L'impression générale a la vue de la Madone de Munch, c'est qu'elle baigne dans des eaux calmes avec ces rondeurs, ces circonvolutions et ces couleurs pastels qui donnent une atmosphère de légèreté à la scène. En considérant cette Madone avec une posture jouissive, on peut tout aussi bien l'imaginer étendue lascivement et lovée dans les ondulations d'un drap. On retrouve cette ambiance generale de légèreté et d'evocation de l'atmosphère aqueuse ou du lit dans les paroles de Saez: "Elle est embuée dans le bain Elle est l’essence des parfums Elle est la rosée du matin", "Dessous les draps quand elle me dit le chuchotement d’une eau de pluie", "quand les crues viennent inonder son cœur perdu". Dans le couplet "Elle s’envole un peu trop parfois dans les cieux Ou bien dans les draps des rivières pour noyer je crois des atlantiques" on y retrouve carrément la dualité de l'oeuvre de Munch avec soit la vision d'une sainte, d'une vierge Marie, soit celle d'une fille de joie étendue dans son bain ou dans des draps. La simple phrase "Elle s’envole un peu trop parfois dans les cieux" est à elle seule équivoque puisqu'elle renvoie soit à la spiritualité soit à la bagatelle (s'envoyer en l'air).

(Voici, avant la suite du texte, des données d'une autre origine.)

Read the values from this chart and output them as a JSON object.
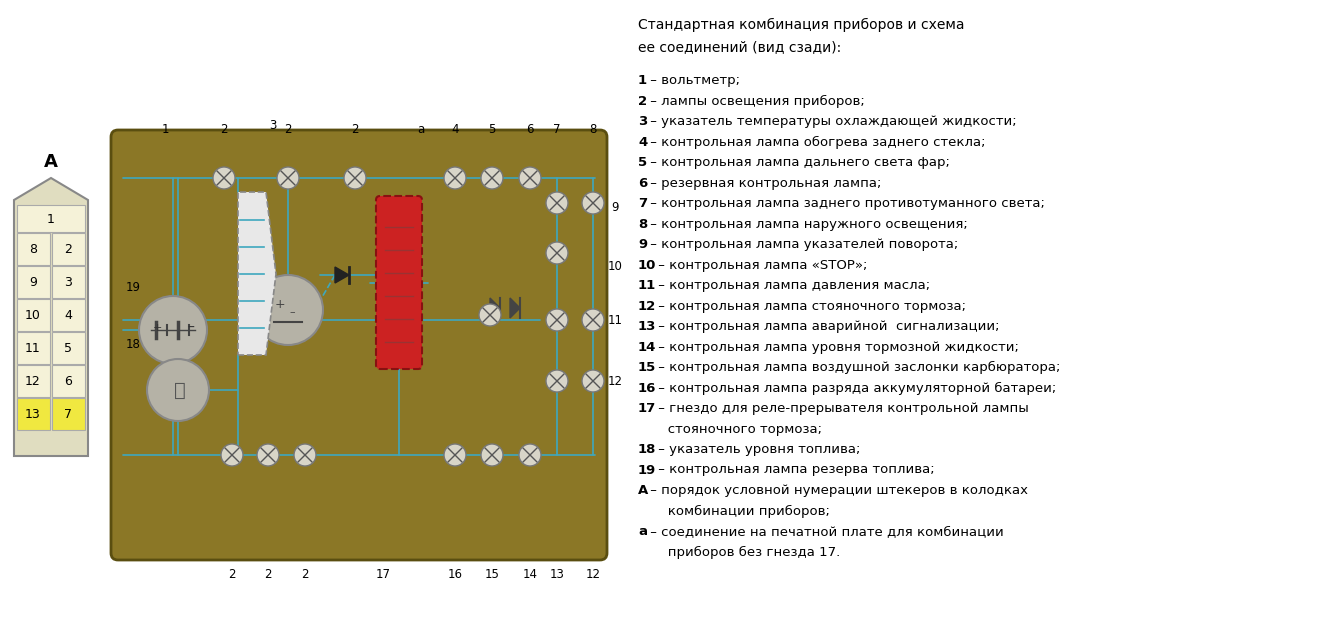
{
  "bg_color": "#ffffff",
  "board_color": "#8B7726",
  "wire_color": "#3EA8BF",
  "title_line1": "Стандартная комбинация приборов и схема",
  "title_line2": "ее соединений (вид сзади):",
  "legend_items": [
    [
      "1",
      " – вольтметр;"
    ],
    [
      "2",
      " – лампы освещения приборов;"
    ],
    [
      "3",
      " – указатель температуры охлаждающей жидкости;"
    ],
    [
      "4",
      " – контрольная лампа обогрева заднего стекла;"
    ],
    [
      "5",
      " – контрольная лампа дальнего света фар;"
    ],
    [
      "6",
      " – резервная контрольная лампа;"
    ],
    [
      "7",
      " – контрольная лампа заднего противотуманного света;"
    ],
    [
      "8",
      " – контрольная лампа наружного освещения;"
    ],
    [
      "9",
      " – контрольная лампа указателей поворота;"
    ],
    [
      "10",
      " – контрольная лампа «STOP»;"
    ],
    [
      "11",
      " – контрольная лампа давления масла;"
    ],
    [
      "12",
      " – контрольная лампа стояночного тормоза;"
    ],
    [
      "13",
      " – контрольная лампа аварийной  сигнализации;"
    ],
    [
      "14",
      " – контрольная лампа уровня тормозной жидкости;"
    ],
    [
      "15",
      " – контрольная лампа воздушной заслонки карбюратора;"
    ],
    [
      "16",
      " – контрольная лампа разряда аккумуляторной батареи;"
    ],
    [
      "17",
      " – гнездо для реле-прерывателя контрольной лампы"
    ],
    [
      "",
      "       стояночного тормоза;"
    ],
    [
      "18",
      " – указатель уровня топлива;"
    ],
    [
      "19",
      " – контрольная лампа резерва топлива;"
    ],
    [
      "А",
      " – порядок условной нумерации штекеров в колодках"
    ],
    [
      "",
      "       комбинации приборов;"
    ],
    [
      "а",
      " – соединение на печатной плате для комбинации"
    ],
    [
      "",
      "       приборов без гнезда 17."
    ]
  ]
}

Dans Ma Magnifique, Saez dit: "Elle est comme un fruit défendu quand soudain elle se défend plus". Comment mieux qualifier la Madone de Munch qu'avec ces quelques mots? Le fruit défendu fait référence a l'aspect biblique, on peut y voir cette Madone au visage de Christ agonisant sur la croix, à l'article de la mort elle ne semble plus combattre, se défendre, et s'abandonne à l'inéluctable. Mais ce fruit défendu peut aussi évoquer le péché charnel, cette femme impudique entièrement offerte au spectateur. On retrouve cette même image antithètique dans les phrases "de toutes les saintes femmes les putains", dans "Un moine qui mari la bonne sœur", dans "pour de la nuit jusqu’au matin faire des bibliques" et dans "à faire rougir les Gabriel".
Comme Munch fait référence a une figure pieuse dans son oeuvre, Saez en parle avec ces mots: "elle est le saint des saints
De toutes les saintes femmes", "Elle est le meilleur fruit du ciel", "A en devenir religieux A genoux à prier ses yeux A vous faire croire oui au bon dieu". Dans la toile de Munch, la piété contraste avec la sensualité, on remarque de quelle façon la Madone exhibe sa poitrine. On peut y voir le sein nourricier maternelle tout aussi bien que le sein sensuelle et séducteur. Dans cette toile, l'oeil par un jeu de lumière est attiré vers l'abdomen, un abdomen dont les rondeurs évoquent une grossesse. Les rondeurs maternelles du ventre blafard s'opposent à l'aureole vermeille qui coiffe la Madone, représentation suggestive de la vierge Marie. Et la aussi la maternité tranche avec la pose aguichante de la Madone, celle de l'amante et pas de la mère. Saez joue lui aussi sur cette ambivalence sein nourricier/sein sensuelle et mère/épouse, les mots qui composent sa chanson paraissent se superposer aux touches de peinture étalés par Munch, on glisse de la description à la mère à celui de l'epouse: "Faut voir quand elle donne le sein que je redeviens comme un bambin Il y a qu’elle qui fait que j’ai peur de rien" puis à la fin "Un jour je lui ferai un gamin Un p’tit amour, un p’tit Damien Mais qu’il sera beau notre chérubin Mais qu’il sera beau le petit bambin". A noter que cette grande confusion entre la mère et l'épouse se retrouve dans les textes bibliques eux même, ou Marie la mère de Jésus se retrouve parfois confondue avec Marie Madeleine, la supposée épouse de Jésus, celle qui accompagne Jesus sur la croix et au tombeau, ou c'est elle qui amène le parfum pour l'onction du Christ mort mais pas encore ressuscité ("Elle est l’essence des parfums").